At Microsoft, we care deeply about Git’s performance. After we saw performance benefits in the commit-graph file, we took another look at Git’s performance. We inspected the stack traces for commands like
git status using PerfView. Here are a few of those stack traces with some hot spots identified: On the left, we recognized the method
mark_parents_uninteresting() is spending a lot of time calling
has_object_file(). We knew that the commit-graph should allow Git to avoid checking the object database to see these commits, so this must be wasted effort. After digging in, we found that this call can be avoided. Since this call seemed to exist for a historical reason, we first made the safe change that conditionally skipped the call. Later, Jeff King removed the call entirely. This was an excellent example of collaboration in the community! Together, this change can save up to 7% of end-to-end time on a
git status call in the Linux repository without the commit-graph feature. The relative benefit is even higher when the commit-graph feature is enabled (over 50% in the stack traces above). In the right side of the stack traces, we see that our commit parsing is taking 6.7% in the
lookup_tree() method. We knew that
git status was computing merge bases at the time, so why did it need to load trees? Recall above that the root tree object ID is an important element in a commit. Since Git frequently needs to walk from a commit to its root tree, the
parse_commit() method is expected to load an object pointer for that tree. The tree object is just a placeholder, but Git also has an object cache to avoid duplicate copies of the same object. That’s what
lookup_tree() is doing: it is checking the in-memory cache for a copy of that tree, even though we never need to look at the tree for our current code path. To improve commit-graph walks that do not need to also walk trees, we made Git load trees lazily. This gave us an additional 28% speedup in
git log --graph calls in the Linux repository.
Parsing is not Enough
While the commit-graph file speeds up commit graph walks by improving parsing speed, it still has a problem: if
git log --graph took 15 seconds to show a single commit before, it takes at least 1.5 seconds with Git 2.18. This is the case we are in with the Windows repository, as it has over 2 million reachable commits. The algorithm for
git log --graph requires reporting the commits in topological order and the algorithm walks every reachable commit before displaying a single commit to the user. Visual Studio Team Services (VSTS) displays commit history in topological order by default, and can return history queries on the Windows repository in under 250 milliseconds.
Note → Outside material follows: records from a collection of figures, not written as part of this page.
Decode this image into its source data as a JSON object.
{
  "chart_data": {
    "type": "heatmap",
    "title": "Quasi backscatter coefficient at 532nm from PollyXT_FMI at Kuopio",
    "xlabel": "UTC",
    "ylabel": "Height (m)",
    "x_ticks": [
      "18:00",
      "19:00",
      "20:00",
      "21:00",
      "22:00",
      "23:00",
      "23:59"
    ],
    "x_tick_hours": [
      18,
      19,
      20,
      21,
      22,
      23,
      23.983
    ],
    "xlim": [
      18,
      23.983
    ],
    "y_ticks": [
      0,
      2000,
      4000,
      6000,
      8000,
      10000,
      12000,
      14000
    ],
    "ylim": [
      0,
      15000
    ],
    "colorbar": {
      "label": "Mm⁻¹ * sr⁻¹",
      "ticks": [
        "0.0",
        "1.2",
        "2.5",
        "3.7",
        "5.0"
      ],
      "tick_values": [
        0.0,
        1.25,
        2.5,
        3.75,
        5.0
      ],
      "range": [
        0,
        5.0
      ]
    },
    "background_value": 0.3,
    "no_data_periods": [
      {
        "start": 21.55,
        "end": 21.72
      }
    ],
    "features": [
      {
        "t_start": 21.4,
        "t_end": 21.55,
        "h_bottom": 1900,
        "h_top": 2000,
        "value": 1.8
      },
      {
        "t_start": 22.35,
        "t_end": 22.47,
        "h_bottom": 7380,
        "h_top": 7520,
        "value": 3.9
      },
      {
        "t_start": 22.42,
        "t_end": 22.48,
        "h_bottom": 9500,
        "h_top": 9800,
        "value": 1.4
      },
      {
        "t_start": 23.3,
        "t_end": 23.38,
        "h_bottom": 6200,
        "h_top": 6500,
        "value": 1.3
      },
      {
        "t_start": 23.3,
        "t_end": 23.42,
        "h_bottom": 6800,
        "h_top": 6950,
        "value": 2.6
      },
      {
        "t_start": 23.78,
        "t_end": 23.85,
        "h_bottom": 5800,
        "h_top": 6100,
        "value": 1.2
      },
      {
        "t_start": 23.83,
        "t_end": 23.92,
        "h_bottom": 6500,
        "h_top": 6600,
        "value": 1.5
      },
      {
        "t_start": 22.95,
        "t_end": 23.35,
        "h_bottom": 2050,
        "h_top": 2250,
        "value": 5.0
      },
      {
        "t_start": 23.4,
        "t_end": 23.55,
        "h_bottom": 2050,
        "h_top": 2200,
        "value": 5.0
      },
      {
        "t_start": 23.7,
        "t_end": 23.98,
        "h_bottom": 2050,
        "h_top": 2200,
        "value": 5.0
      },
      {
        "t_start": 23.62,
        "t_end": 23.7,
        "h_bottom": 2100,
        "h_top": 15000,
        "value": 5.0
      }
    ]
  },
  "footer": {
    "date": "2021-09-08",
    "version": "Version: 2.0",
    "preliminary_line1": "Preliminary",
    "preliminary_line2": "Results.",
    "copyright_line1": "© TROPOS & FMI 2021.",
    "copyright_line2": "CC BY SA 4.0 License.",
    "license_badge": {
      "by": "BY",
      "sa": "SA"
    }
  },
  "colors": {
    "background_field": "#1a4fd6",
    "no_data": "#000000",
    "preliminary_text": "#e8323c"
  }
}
The reason we can do this is because we can more dynamically report a single page of commits in topological order without walking the entire commit history. We use an extra piece of information, called generation number, to walk a much smaller set of commits. In the next article, I go deep into the definition of generation numbers and how this algorithm works. You can also see the discussion on the Git mailing list, since we are hard at work bringing this algorithm to every Git user!
Unfortunately, your markup isn’t working correctly now. Probably broke in a blog engine “upgrade”?
This is such an amazing article. Thanks for publishing this article.